Il y a bien une plateforme de contact citoyen, proposée avec l’Administration numérique pour les étrangers en France (Anef), mais celle-ci a déjà montré ses limites, selon les associations. « Les personnes en difficulté finissent par nous saisir, après des mois d’échanges avec cette plateforme, avec des informations erronées et des situations de rupture de droit pour seule réponse », affirme Lise Faron, de la Cimade.

Ou comment « fabriquer » des sans-papiers (...)

ces obstacles pourraient être un « nouveau moyen » de réguler l’immigration : « On fait basculer des personnes en situation régulière dans l’irrégularité. Aujourd’hui, j’ai des piles de dossiers de clients qui attendent d’obtenir un rendez-vous pour un renouvellement de titre et qui vivent dans la peur de perdre leur emploi. On fabrique des sans-papiers pour faire réduire les chiffres de l’immigration », assène une avocate en droit des étrangers.

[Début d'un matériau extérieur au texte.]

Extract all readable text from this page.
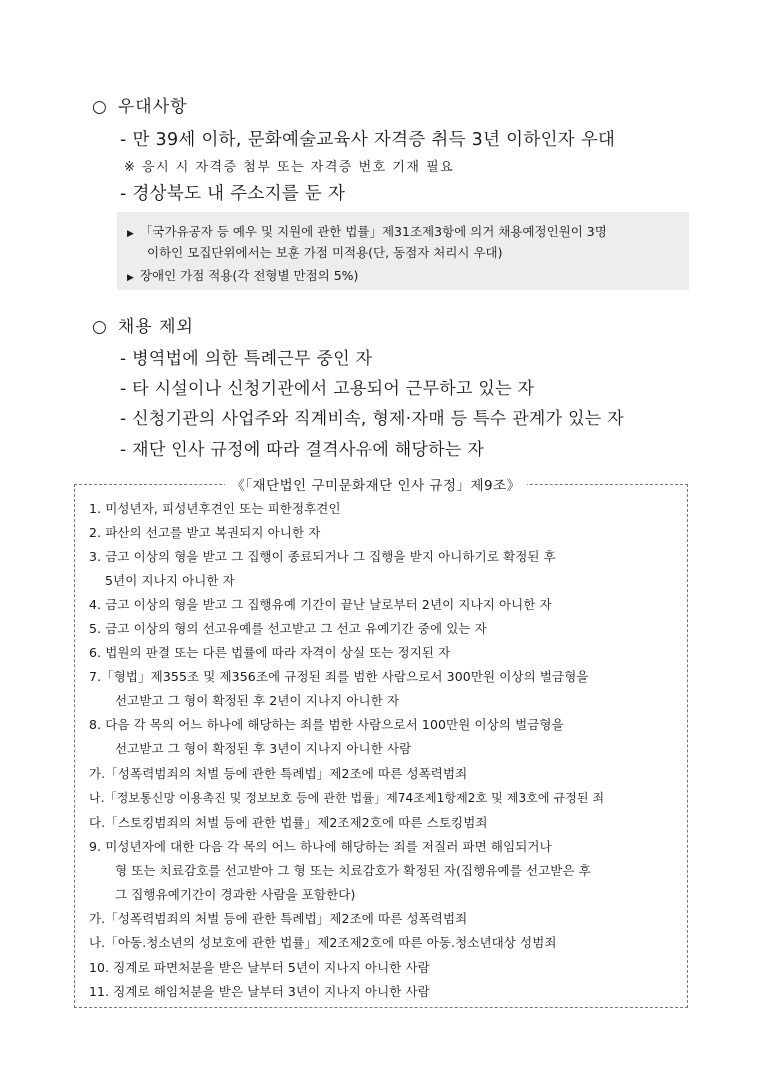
○ 우대사항
- 만 39세 이하, 문화예술교육사 자격증 취득 3년 이하인자 우대
※ 응시 시 자격증 첨부 또는 자격증 번호 기재 필요
- 경상북도 내 주소지를 둔 자
▶ 「국가유공자 등 예우 및 지원에 관한 법률」제31조제3항에 의거 채용예정인원이 3명
이하인 모집단위에서는 보훈 가점 미적용(단, 동점자 처리시 우대)
▶ 장애인 가점 적용(각 전형별 만점의 5%)
○ 채용 제외
- 병역법에 의한 특례근무 중인 자
- 타 시설이나 신청기관에서 고용되어 근무하고 있는 자
- 신청기관의 사업주와 직계비속, 형제·자매 등 특수 관계가 있는 자
- 재단 인사 규정에 따라 결격사유에 해당하는 자
1. 미성년자, 피성년후견인 또는 피한정후견인
2. 파산의 선고를 받고 복권되지 아니한 자
3. 금고 이상의 형을 받고 그 집행이 종료되거나 그 집행을 받지 아니하기로 확정된 후
5년이 지나지 아니한 자
4. 금고 이상의 형을 받고 그 집행유예 기간이 끝난 날로부터 2년이 지나지 아니한 자
5. 금고 이상의 형의 선고유예를 선고받고 그 선고 유예기간 중에 있는 자
6. 법원의 판결 또는 다른 법률에 따라 자격이 상실 또는 정지된 자
7.「형법」제355조 및 제356조에 규정된 죄를 범한 사람으로서 300만원 이상의 벌금형을
선고받고 그 형이 확정된 후 2년이 지나지 아니한 자
8. 다음 각 목의 어느 하나에 해당하는 죄를 범한 사람으로서 100만원 이상의 벌금형을
선고받고 그 형이 확정된 후 3년이 지나지 아니한 사람
가.「성폭력범죄의 처벌 등에 관한 특례법」제2조에 따른 성폭력범죄
나.「정보통신망 이용촉진 및 정보보호 등에 관한 법률」제74조제1항제2호 및 제3호에 규정된 죄
다.「스토킹범죄의 처벌 등에 관한 법률」제2조제2호에 따른 스토킹범죄
9. 미성년자에 대한 다음 각 목의 어느 하나에 해당하는 죄를 저질러 파면 해임되거나
형 또는 치료감호를 선고받아 그 형 또는 치료감호가 확정된 자(집행유예를 선고받은 후
그 집행유예기간이 경과한 사람을 포함한다)
가.「성폭력범죄의 처벌 등에 관한 특례법」제2조에 따른 성폭력범죄
나.「아동.청소년의 성보호에 관한 법률」제2조제2호에 따른 아동.청소년대상 성범죄
10. 징계로 파면처분을 받은 날부터 5년이 지나지 아니한 사람
11. 징계로 해임처분을 받은 날부터 3년이 지나지 아니한 사람
《「재단법인 구미문화재단 인사 규정」제9조》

Nul doute que la longue attente imposée autrefois à l’entrée des préfectures, qui découlait directement d’un manque de moyens humains et financiers – et donc de choix politiques –, revêtait au moins un caractère dissuasif. En est-il de même avec la dématérialisation des démarches, dont s’est emparée une majorité de préfectures françaises ?

Les politiques de « dissuasion » se sont désormais étendues à des publics jusqu’ici épargnés par ces tunnels administratifs, observe Lise Faron. « C’est le cas des passeports talents, pour qui les démarches étaient simplifiées, mais qui nous saisissent aujourd’hui. J’ignore si cela relève d’une incompétence pure et dure ou d’une volonté politique. » (...)

Mais les politiques de dissuasion ne fonctionnent pas, elles créent de la précarité. (...)

Si les associations « se félicitent » de la décision du Conseil d’État, elles appréhendent que le manque de moyens, notamment humains, ne plonge les usagers et usagères dans les mêmes déboires, encore et toujours. « Tant qu’il n’y aura pas les moyens humains correspondant aux besoins, on restera dans la même problématique. Pour que cette décision ait du sens, il faut augmenter les moyens mis en place », souligne Me de Guéroult. Reste à savoir, aussi, comment les préfectures apprécieront cette décision.

Le Conseil d’État a également rendu un avis, en réponse au tribunal administratif de Montreuil et à celui de Versailles, concernant le recours au téléservice, rendu obligatoire avant l’entrée en vigueur du décret du 24 mars 2021. « Le Conseil d’État a sanctionné les pratiques des préfectures ayant agi en ce sens, sans fondement légal. C’est une vraie satisfaction de ce point de vue. Mais on ne sait pas comment réagiront les préfectures. Il faut donc rester très vigilants face à cela », alerte l’avocate.